When you first power your motor on, the speed is zero. This means that the back EMF is also zero, so the only things limiting the motor current are the winding resistance and the supply voltage. If the motor controller (ESC) was to output the full battery voltage to the motor at low speeds, the motor and/or ESC would just melt down.
Voltage, frequency, throttle and speed
In closed loop brushless motor control schemes the motor speed (which the output frequency is a function of) is not directly controlled. The throttle instead controls the output voltage and the ESC continously adjusts the output frequency in response to the phase shift between the angle of the rotor and the drive waveform. The phase of the back EMF tells sensorless ESCs directly the current angle of the rotor, while sensored ESCs use hall effect sensors for the same purpose.

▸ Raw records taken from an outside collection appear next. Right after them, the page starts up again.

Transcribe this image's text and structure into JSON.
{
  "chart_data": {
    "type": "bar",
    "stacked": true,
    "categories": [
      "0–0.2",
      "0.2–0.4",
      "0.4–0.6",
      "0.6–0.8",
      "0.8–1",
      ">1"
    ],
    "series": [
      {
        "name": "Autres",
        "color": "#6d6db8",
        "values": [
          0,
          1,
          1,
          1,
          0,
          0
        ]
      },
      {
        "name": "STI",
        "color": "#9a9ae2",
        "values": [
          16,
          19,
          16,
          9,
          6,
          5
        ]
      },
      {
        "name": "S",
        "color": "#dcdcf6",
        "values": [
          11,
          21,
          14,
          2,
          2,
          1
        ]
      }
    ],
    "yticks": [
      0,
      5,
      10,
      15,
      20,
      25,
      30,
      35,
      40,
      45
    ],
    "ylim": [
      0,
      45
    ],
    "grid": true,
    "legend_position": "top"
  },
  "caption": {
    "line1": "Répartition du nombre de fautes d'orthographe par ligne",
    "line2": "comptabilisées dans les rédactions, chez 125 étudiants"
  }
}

Doing things the other way around (setting the frequency directly and controlling the voltage in response to the measured phase shift) would become a fine balancing act:
Setting the voltage too low would allow too little current to flow, limiting the torque. If the torque falls but the load remains constant the motor must slow down, leading to immediate loss of sync.
Too much voltage would cause excessive current to flow, wasting power and heating the motor and ESC unnecessarily.

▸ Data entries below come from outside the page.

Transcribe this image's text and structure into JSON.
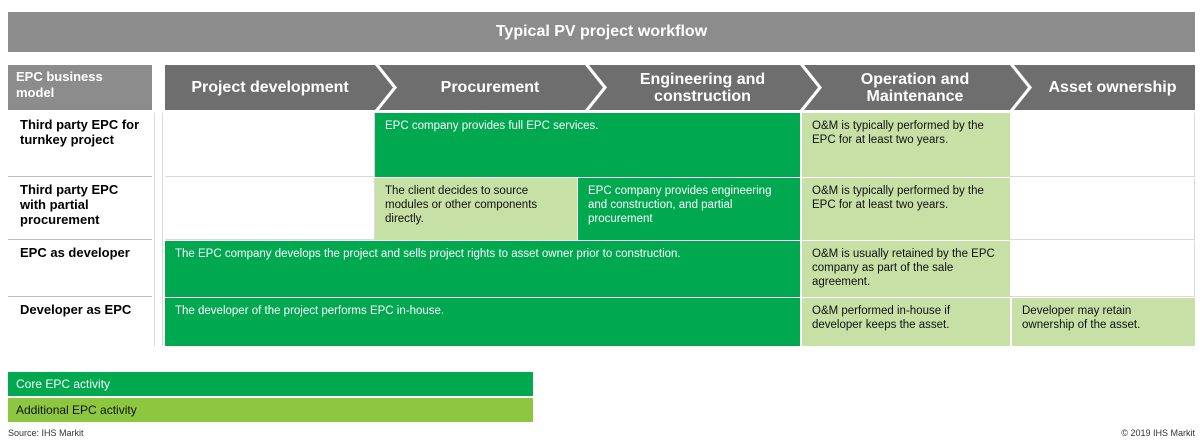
{
  "title": "Typical PV project workflow",
  "header": {
    "model_label": "EPC business model",
    "stages": [
      "Project development",
      "Procurement",
      "Engineering and construction",
      "Operation and Maintenance",
      "Asset ownership"
    ]
  },
  "rows": [
    {
      "label": "Third party EPC for turnkey project",
      "cells": [
        "EPC company provides full EPC services.",
        "O&M is typically performed by the EPC for at least two years."
      ]
    },
    {
      "label": "Third party EPC with partial procurement",
      "cells": [
        "The client decides to source modules or other components directly.",
        "EPC company provides engineering and construction, and partial procurement",
        "O&M is typically performed by the EPC for at least two years."
      ]
    },
    {
      "label": "EPC as developer",
      "cells": [
        "The EPC company develops the project and sells project rights to asset owner prior to construction.",
        "O&M is usually retained by the EPC company as part of the sale agreement."
      ]
    },
    {
      "label": "Developer as EPC",
      "cells": [
        "The developer of the project performs EPC in-house.",
        "O&M performed in-house if developer keeps the asset.",
        "Developer may retain ownership of the asset."
      ]
    }
  ],
  "legend": [
    "Core EPC activity",
    "Additional EPC activity"
  ],
  "source": "Source: IHS Markit",
  "copyright": "© 2019 IHS Markit"
}
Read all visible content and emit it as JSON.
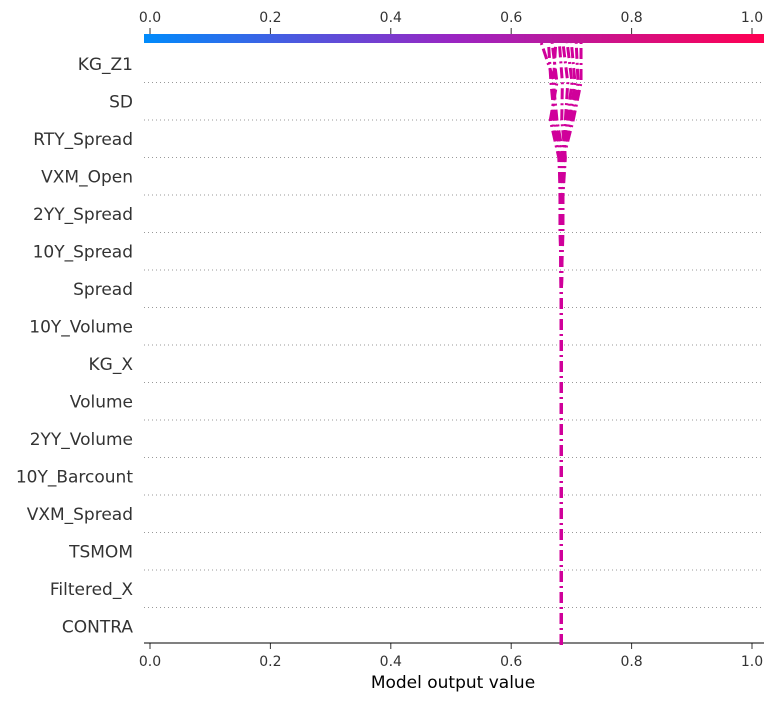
{
  "chart_data": {
    "type": "line",
    "title": "",
    "xlabel": "Model output value",
    "ylabel": "",
    "xlim": [
      0.0,
      1.0
    ],
    "x_ticks": [
      "0.0",
      "0.2",
      "0.4",
      "0.6",
      "0.8",
      "1.0"
    ],
    "features": [
      "KG_Z1",
      "SD",
      "RTY_Spread",
      "VXM_Open",
      "2YY_Spread",
      "10Y_Spread",
      "Spread",
      "10Y_Volume",
      "KG_X",
      "Volume",
      "2YY_Volume",
      "10Y_Barcount",
      "VXM_Spread",
      "TSMOM",
      "Filtered_X",
      "CONTRA"
    ],
    "base_value": 0.683,
    "line_color": "#d0009a",
    "colorbar": {
      "low_color": "#008bfb",
      "mid_color": "#9a25c2",
      "high_color": "#ff0052"
    },
    "grid": false,
    "series": [
      {
        "values": [
          0.683,
          0.683,
          0.683,
          0.683,
          0.683,
          0.683,
          0.683,
          0.683,
          0.683,
          0.683,
          0.683,
          0.681,
          0.681,
          0.68,
          0.668,
          0.672,
          0.65
        ]
      },
      {
        "values": [
          0.683,
          0.683,
          0.683,
          0.683,
          0.683,
          0.683,
          0.683,
          0.683,
          0.683,
          0.683,
          0.682,
          0.682,
          0.681,
          0.684,
          0.672,
          0.666,
          0.662
        ]
      },
      {
        "values": [
          0.683,
          0.683,
          0.683,
          0.683,
          0.683,
          0.683,
          0.683,
          0.683,
          0.683,
          0.683,
          0.683,
          0.682,
          0.682,
          0.679,
          0.665,
          0.676,
          0.668
        ]
      },
      {
        "values": [
          0.683,
          0.683,
          0.683,
          0.683,
          0.683,
          0.683,
          0.683,
          0.683,
          0.683,
          0.683,
          0.684,
          0.684,
          0.685,
          0.687,
          0.676,
          0.67,
          0.674
        ]
      },
      {
        "values": [
          0.683,
          0.683,
          0.683,
          0.683,
          0.683,
          0.683,
          0.683,
          0.683,
          0.683,
          0.683,
          0.684,
          0.685,
          0.686,
          0.69,
          0.684,
          0.685,
          0.68
        ]
      },
      {
        "values": [
          0.683,
          0.683,
          0.683,
          0.683,
          0.683,
          0.683,
          0.683,
          0.683,
          0.683,
          0.683,
          0.683,
          0.684,
          0.685,
          0.688,
          0.69,
          0.694,
          0.686
        ]
      },
      {
        "values": [
          0.683,
          0.683,
          0.683,
          0.683,
          0.683,
          0.683,
          0.683,
          0.683,
          0.683,
          0.683,
          0.684,
          0.685,
          0.686,
          0.683,
          0.693,
          0.701,
          0.693
        ]
      },
      {
        "values": [
          0.683,
          0.683,
          0.683,
          0.683,
          0.683,
          0.683,
          0.683,
          0.683,
          0.683,
          0.683,
          0.684,
          0.686,
          0.686,
          0.686,
          0.697,
          0.706,
          0.7
        ]
      },
      {
        "values": [
          0.683,
          0.683,
          0.683,
          0.683,
          0.683,
          0.683,
          0.683,
          0.683,
          0.683,
          0.683,
          0.683,
          0.684,
          0.685,
          0.684,
          0.7,
          0.711,
          0.708
        ]
      },
      {
        "values": [
          0.683,
          0.683,
          0.683,
          0.683,
          0.683,
          0.683,
          0.683,
          0.683,
          0.683,
          0.683,
          0.684,
          0.685,
          0.686,
          0.687,
          0.703,
          0.716,
          0.716
        ]
      }
    ]
  }
}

Thus the optimum efficiency point is unstable with "frequency first" control. A control loop could keep it close, but if the ESC can't react fast enough to a load transient loss of sync will occur. This is not true for "voltage first" control, where a load transient will just cause a momentary reduction in speed with no ill effects.

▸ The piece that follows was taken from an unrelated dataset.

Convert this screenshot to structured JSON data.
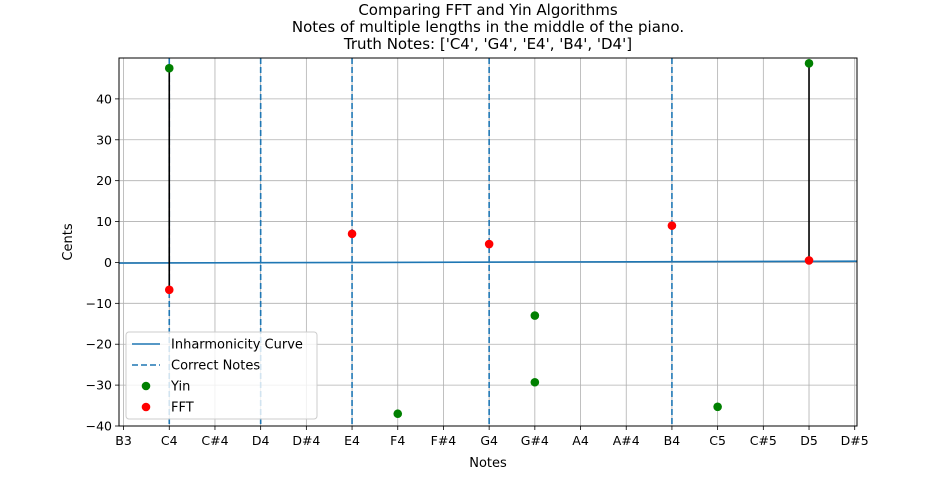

ESCs used in collective pitch RC helicopters often have a "governor" function, which maintains a fixed motor speed proportional to the throttle setting. Even these ESCs don't actually control the frequency directly, instead implementing a PID controller which sets the voltage in response to the difference between the desired and actual frequency.
ESC "timing"
The motor timing setting of ESCs adjusts the setpoint of this mechanical-electrical phase shift: High timing means that the ESC output leads the sensed rotor position by e.g. 25 degrees, while with low timing this phase shift is kept much closer to zero. A high timing setting produces more power less efficiently.
Torque
Normal RC ESCs cannot do constant torque control or torque limiting, since they lack current sensing circuitry as a cost and weight saving measure. The torque output is not controlled in any way; the motor just produces as much torque (and draws proportionally as much current) as the load requires at a given speed. In order to prevent rapid throttle punches from overloading the ESC, battery and/or motor (as overcoming inertia produces potentially unlimited torque), ESCs usually have limits to acceleration and the voltage at a given frequency.
Braking
If the motor is kept spinning by external means while the voltage is reduced, eventually the back EMF will become larger than the level the ESC tries to drive. This causes negative current and brakes the motor. The electricity thus produced is either dissipated in the motor coils or fed back into the power supply/battery, depending on the PWM decay mode used.